After winning city and state championships this autumn, the Rams won the Mountainwest Regional and will take a 15-1 record to Canton.

This is only the second football season for Royce. "Some kids on teams in Albuquerque's league have been playing since they were 5, but I don't believe a kid should play tackle football until his body fills out," said Bo Greer, a 290-pounder who played in Albuquerque's New Mexico Bowl each of his two years as a starting guard for the Lobos.

"Mosley is a lot slimmer than Royce and is into soccer. They both play basketball. I coached a youth league football team right after finishing college, but I'm not coaching now. I've been doing some voice work, some mimics and some commercials. But I've worked with Royce on football techniques, and I'm proud of how he is doing not only in football but also in school," said dad.

"Dad has taught me how to use my upper body. And how to attack a defensive player," Royce said. "He has been very helpful to me.

"I think playing in the Hall of Fame Stadium will be a lot of fun.

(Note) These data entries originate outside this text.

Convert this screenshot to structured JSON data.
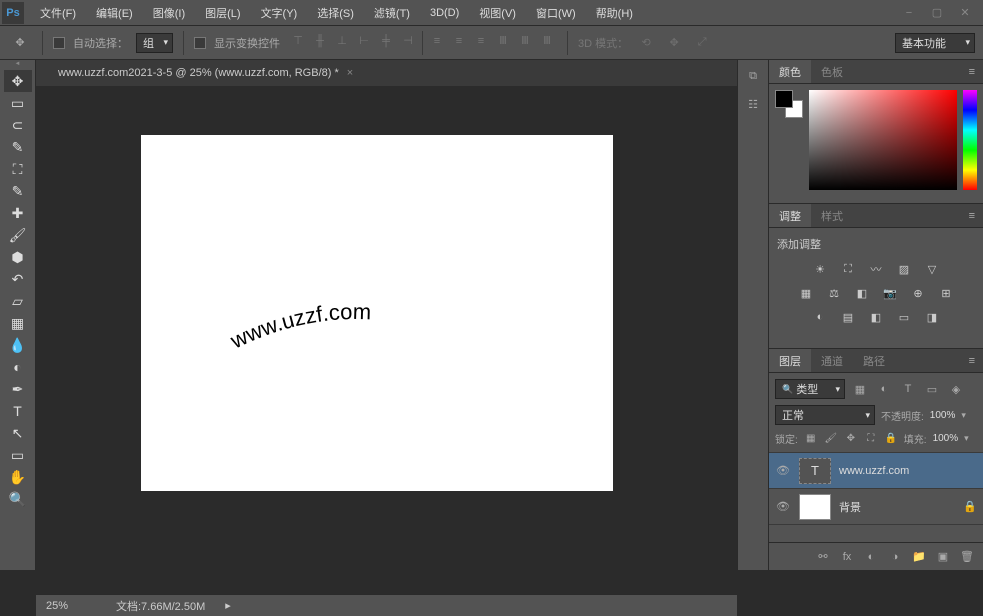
{
  "app": {
    "logo": "Ps"
  },
  "window": {
    "minimize": "−",
    "maximize": "▢",
    "close": "✕"
  },
  "menu": {
    "file": "文件(F)",
    "edit": "编辑(E)",
    "image": "图像(I)",
    "layer": "图层(L)",
    "type": "文字(Y)",
    "select": "选择(S)",
    "filter": "滤镜(T)",
    "threeD": "3D(D)",
    "view": "视图(V)",
    "window": "窗口(W)",
    "help": "帮助(H)"
  },
  "options": {
    "auto_select": "自动选择：",
    "group": "组",
    "show_transform": "显示变换控件",
    "mode_3d": "3D 模式：",
    "workspace": "基本功能"
  },
  "tabs": {
    "doc1": "www.uzzf.com2021-3-5 @ 25% (www.uzzf.com, RGB/8) *"
  },
  "canvas": {
    "text": "www.uzzf.com"
  },
  "panels": {
    "color": {
      "tab1": "颜色",
      "tab2": "色板",
      "fg": "#000000",
      "bg": "#ffffff"
    },
    "adjustments": {
      "tab1": "调整",
      "tab2": "样式",
      "label": "添加调整"
    },
    "layers": {
      "tab1": "图层",
      "tab2": "通道",
      "tab3": "路径",
      "filter_kind": "类型",
      "blend_mode": "正常",
      "opacity_label": "不透明度:",
      "opacity_value": "100%",
      "lock_label": "锁定:",
      "fill_label": "填充:",
      "fill_value": "100%",
      "items": [
        {
          "name": "www.uzzf.com",
          "type": "text",
          "visible": true,
          "selected": true,
          "locked": false
        },
        {
          "name": "背景",
          "type": "raster",
          "visible": true,
          "selected": false,
          "locked": true
        }
      ]
    }
  },
  "status": {
    "zoom": "25%",
    "doc_info": "文档:7.66M/2.50M"
  }
}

I've never been there. Not only will we play on the field where an NFL exhibition game is played each year, we'll get to tour the Hall of Fame. I'm really happy about that. It'll be a lot of fun to do those things with my friends like Michael, who plays cornerback and wide receiver; and Noe, who plays linebacker."

Asked which of his two positions is his favorite, Royce said: "I think I like tackle better. It's fun to pass block." And, asked which of his two sports he likes best, he said, "Probably football."

This will be Royce's last season in Albuquerque. "We'll be moving to Phoenix in a few months," said Bo. "Angelica, who while here has been opening stores from mom-and-pops to Walmarts in various states, is getting an even bigger job in Phoenix. Her company is headquartered in St. Louis, which is neat because we're all Cardinals fans.

"For several years I hoped to open a barbeque restaurant here. But there's so much in Arizona. Several former New Mexico players, including Brian Urlacher, a standout linebacker with the Chicago Bears, live there. Schools and sports are so big in Phoenix. And just maybe, the voice work I'm doing here will inspire somebody to let me do standout comedy in Arizona."

Thus Royce might say good-bye to Albuquerque by winning a national championship on a Hall of Fame field. Asked how that would inspire him, he thought a couple seconds and replied:

"I could come back home and talk trash to my friends!"